Although much of this evidence is in its early stages and more research is needed, areas where THCV could have a positive impact are currently under investigation. Some of them are as follows:
- Body weight regulation: One of the most interesting aspects of THCV is its ability to influence the regulation of the appetite and metabolism. Studies in animal models have suggested that THCV may act as an appetite regulator, increasing satiety, which could be beneficial in treating weight-related problems and obesity.⁴
- Possible aid in managing diabetes: THCV’s ability to influence the metabolism has also attracted interest in the field of diabetes. Some research has shown that THCV may have an impact on the regulation of blood glucose levels and insulin resistance, although more research is still needed to fully understand these effects.⁵
- Neuroprotective properties: The possible role of THCV in protecting the nervous system has also been investigated. Some research has suggested that THCV may have neuroprotective properties that could be beneficial in the context of neurodegenerative diseases, such as Parkinson’s disease⁶. However, more research is needed to confirm these effects and determine their full extent.
- Anti-inflammatory and analgesic potential: THCV has also been shown to have anti-inflammatory and analgesic properties in preclinical studies⁷. These properties could be beneficial in treating chronic pain and inflammatory diseases, although more research is needed to understand how THCV can influence these processes in the human body.
Lastly, It’s important to stress that, while these potential benefits are very encouraging, research on THCV is ongoing and much work is still needed to fully understand its impact on human health.

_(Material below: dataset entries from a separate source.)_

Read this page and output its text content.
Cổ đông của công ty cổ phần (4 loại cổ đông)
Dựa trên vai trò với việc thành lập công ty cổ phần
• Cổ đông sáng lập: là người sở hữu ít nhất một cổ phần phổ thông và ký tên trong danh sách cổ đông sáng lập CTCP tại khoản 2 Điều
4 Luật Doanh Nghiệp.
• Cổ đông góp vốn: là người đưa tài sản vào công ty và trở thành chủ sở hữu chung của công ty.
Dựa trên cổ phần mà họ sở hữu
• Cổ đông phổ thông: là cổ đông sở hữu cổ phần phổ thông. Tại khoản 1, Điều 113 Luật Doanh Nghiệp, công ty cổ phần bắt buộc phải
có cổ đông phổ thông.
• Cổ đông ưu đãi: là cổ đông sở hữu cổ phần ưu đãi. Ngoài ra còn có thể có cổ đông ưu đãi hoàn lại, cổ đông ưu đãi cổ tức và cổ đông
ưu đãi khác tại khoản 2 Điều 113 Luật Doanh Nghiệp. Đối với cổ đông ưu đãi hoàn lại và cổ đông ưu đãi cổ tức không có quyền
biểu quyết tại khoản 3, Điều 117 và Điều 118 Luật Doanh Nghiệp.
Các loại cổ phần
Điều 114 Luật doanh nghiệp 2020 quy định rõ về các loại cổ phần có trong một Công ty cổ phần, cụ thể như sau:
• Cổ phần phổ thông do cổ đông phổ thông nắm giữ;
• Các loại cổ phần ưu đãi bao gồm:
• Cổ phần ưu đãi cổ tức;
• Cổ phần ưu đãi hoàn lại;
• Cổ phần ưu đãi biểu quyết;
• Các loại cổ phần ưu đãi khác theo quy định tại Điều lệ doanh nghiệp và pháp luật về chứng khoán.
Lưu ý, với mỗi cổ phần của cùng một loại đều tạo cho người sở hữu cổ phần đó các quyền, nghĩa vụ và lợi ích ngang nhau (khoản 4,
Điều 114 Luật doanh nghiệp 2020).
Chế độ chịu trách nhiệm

Any potential use of THCV for therapeutic purposes should be undertaken in consultation with a medical specialist and should be based on solid and reliable evidence.
- McPartland, J. M., Duncan, M., Di Marzo, V., & Pertwee, R. G. (2015). Are cannabidiol and Δ9‐tetrahydrocannabivarin negative modulators of the endocannabinoid system? A systematic review. British journal of pharmacology, 172(3), 737-753.
- Grotenhermen, F. (2006). Cannabinoids and the Endocannabinoid System. Cannabinoids, 1(1), 10-14.
- Kim, H. Y., Ahn, S. H., Yang, I. J., Park, S. Y., & Kim, K. (2020). Effect of Hataedock treatment on epidermal structure maintenance through intervention in the endocannabinoid system. Evidence-Based Complementary and Alternative Medicine, 2020.
- Abioye, A., Ayodele, O., Marinkovic, A., Patidar, R., Akinwekomi, A., & Sanyaolu, A. (2020). Δ9-Tetrahydrocannabivarin (THCV): a commentary on potential therapeutic benefit for the management of obesity and diabetes. Journal of cannabis research, 2(1), 1-6.
- García, C., Palomo‐Garo, C., García‐Arencibia, M., Ramos, J. A., Pertwee, R. G., & Fernández‐Ruiz, J. (2011). Symptom‐relieving and neuroprotective effects of the phytocannabinoid Δ9‐THCV in animal models of Parkinson’s disease. British journal of pharmacology, 163(7), 1495-1506.
- Bolognini, D., Costa, B., Maione, S., Comelli, F., Marini, P., Di Marzo, V., … & Pertwee, R. G. (2010). The plant cannabinoid Δ9‐tetrahydrocannabivarin can decrease signs of inflammation and inflammatory pain in mice. British journal of pharmacology, 160(3), 677-687.